The trouble in India reflects a long-standing issue for many telecom companies. It doesn't matter where you are, in reality not much differentiates providers other than the price they charge. There's little to prevent customers simply going with the cheapest deal.

Vodafone is making efforts to change that. It's rolling out broadband, fixed line and TV services across its European markets, to sit alongside its existing mobile offer. Early indications are that the tactic is working, with churn rates roughly half the level of households who take a single product.

Vodafone is also finding its higher-tariff, higher-allowance (more-for-more) offers are proving popular. In Europe, average revenue per user is stabilising, despite regulation and SIM-only contract adoption rising.

Nonetheless, the cost of delivering these services, including spending on infrastructure and mobile spectrum, is huge. Together with the cost of servicing the EUR32bn debt burden, Vodafone's free cash flow (FCF) has been squeezed in recent years.

Vodafone's stated policy is to increase the dividend each year, and the prospective yield is 6%. A progressive policy is great if it can be paid, but the dividend hasn't always been covered by FCF. While there have been some encouraging improvements recently, with the roll-out of 5G around the corner, one could be forgiven for wondering if it'll always be covered in future.

First half results

Reported revenue declined 4.1% to EUR23.1bn, due to the deconsolidation of Vodafone Netherlands and foreign exchange movements. On an adjusted basis, organic service revenue grew 1.7% to EUR20.6bn.

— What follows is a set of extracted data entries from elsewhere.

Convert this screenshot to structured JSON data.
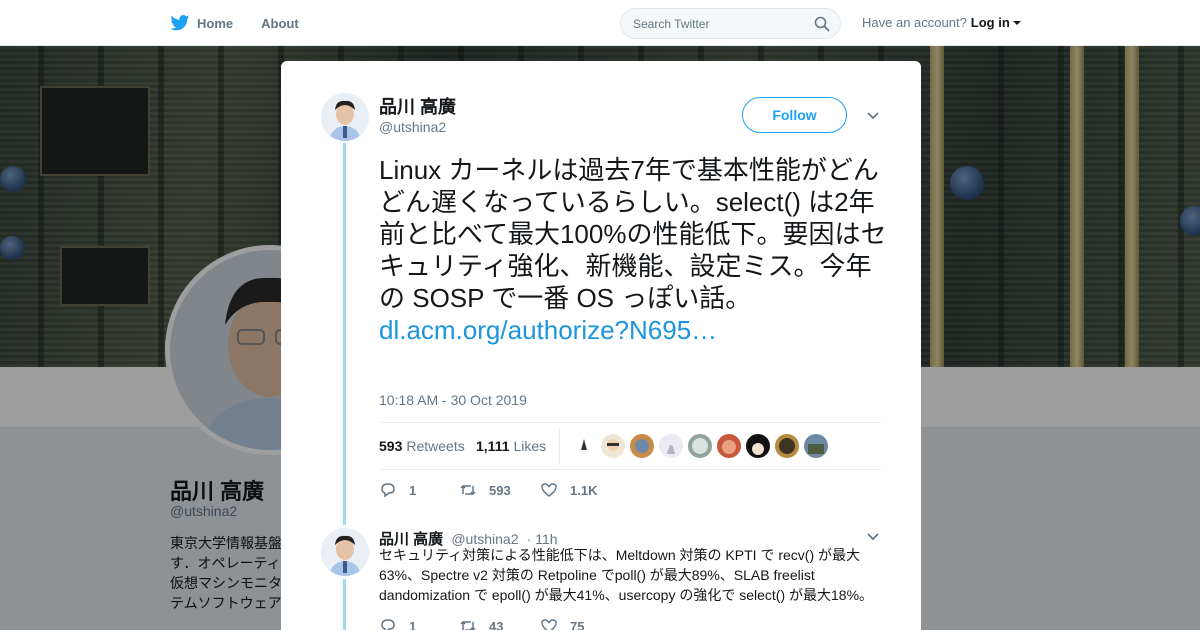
{
  "nav": {
    "home_label": "Home",
    "about_label": "About",
    "search_placeholder": "Search Twitter",
    "have_account": "Have an account?",
    "login_label": "Log in"
  },
  "profile": {
    "name": "品川 高廣",
    "handle": "@utshina2",
    "bio_lines": [
      "東京大学情報基盤",
      "す．オペレーティ",
      "仮想マシンモニタ",
      "テムソフトウェア"
    ]
  },
  "tweet": {
    "author_name": "品川 高廣",
    "author_handle": "@utshina2",
    "follow_label": "Follow",
    "text": "Linux カーネルは過去7年で基本性能がどんどん遅くなっているらしい。select() は2年前と比べて最大100%の性能低下。要因はセキュリティ強化、新機能、設定ミス。今年の SOSP で一番 OS っぽい話。",
    "link_text": "dl.acm.org/authorize?N695…",
    "timestamp": "10:18 AM - 30 Oct 2019",
    "retweets_count": "593",
    "retweets_label": "Retweets",
    "likes_count": "1,111",
    "likes_label": "Likes",
    "reply_count": "1",
    "retweet_action_count": "593",
    "like_action_count": "1.1K"
  },
  "reply": {
    "author_name": "品川 高廣",
    "author_handle": "@utshina2",
    "time": "· 11h",
    "text": "セキュリティ対策による性能低下は、Meltdown 対策の KPTI で recv() が最大63%、Spectre v2 対策の Retpoline でpoll() が最大89%、SLAB freelist dandomization で epoll() が最大41%、usercopy の強化で select() が最大18%。",
    "reply_count": "1",
    "retweet_count": "43",
    "like_count": "75"
  },
  "colors": {
    "accent": "#1da1f2",
    "link": "#1b95e0",
    "thread_line": "#a3d6f5",
    "muted_text": "#657786"
  },
  "icons": [
    "twitter-bird-icon",
    "search-icon",
    "close-icon",
    "chevron-down-icon",
    "reply-icon",
    "retweet-icon",
    "like-icon"
  ]
}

Of the group's EUR7.4bn profits, EUR5.6bn was generated in Europe (up 13% at constant currency). European organic service revenue growth remained steady at 0.8%, with all markets other than the UK delivering steady growth.

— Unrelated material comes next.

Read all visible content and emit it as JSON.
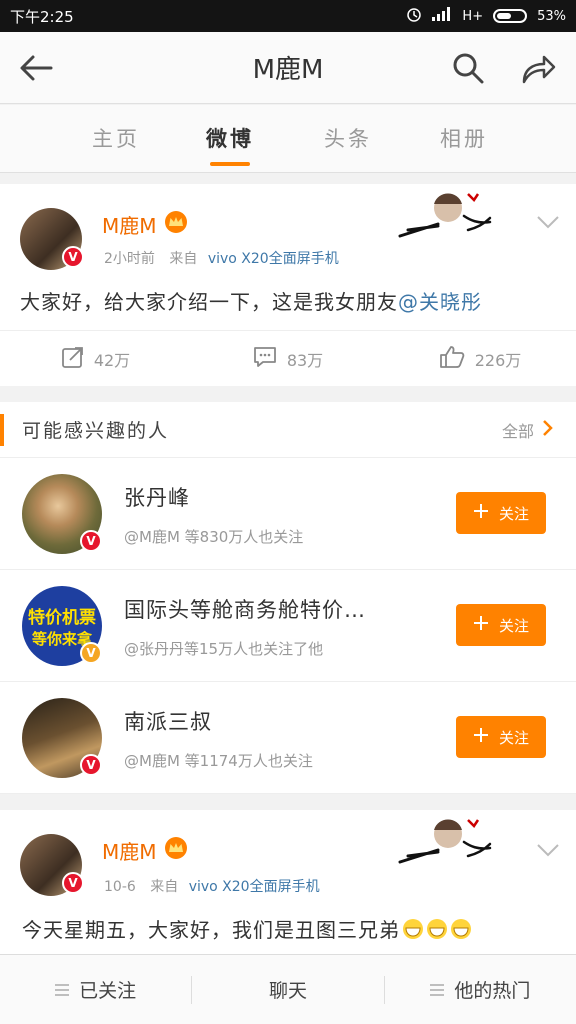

Strong prior year comparatives and a lower contribution from carrier services saw growth in Africa, Middle East and Asia Pacific (AMAP) slow over the half. After growing 7.9% in Q1, second quarter growth was 6.2%. Following the deconsolidation of the Indian business, adjusted EBITDA was EUR1.9bn, up 8.5% at constant currency.

The 'Fit for Growth' programme continues to deliver cost savings. Across the Group, 19 out of 26 markets grew adjusted EBITDA faster than service revenue in H1, driving a 2.5 percentage point improvement in adjusted EBITDA margin to 32%.

Higher earnings, plus lower capital expenditure and working capital saw free cash flow improve to EUR0.4bn from an outflow of EUR0.4bn in the prior year. This comes despite spectrum costs rising EUR0.6bn. Vodafone's guidance is for full year free cash flow before spectrum costs to be at least EUR5bn.

Data traffic accelerated over the half to rise 88% during the half, driven by AMAP. Average data usage in Europe and AMAP is now 2.1GB per month.

Unless otherwise stated estimates, including prospective yields, are a consensus of analyst forecasts provided by Thomson Reuters. These estimates are not a reliable indicator of future performance. Yields are variable and not guaranteed. Investments rise and fall in value so investors could make a loss.

All yield figures are variable and not guaranteed. The information in this article is not intended to be advice or a recommendation to buy, sell or hold any investment mentioned, nor is it a research recommendation. No view is given as to the present or future value or price of any investment, and investors should form their own view in relation to any proposed investment.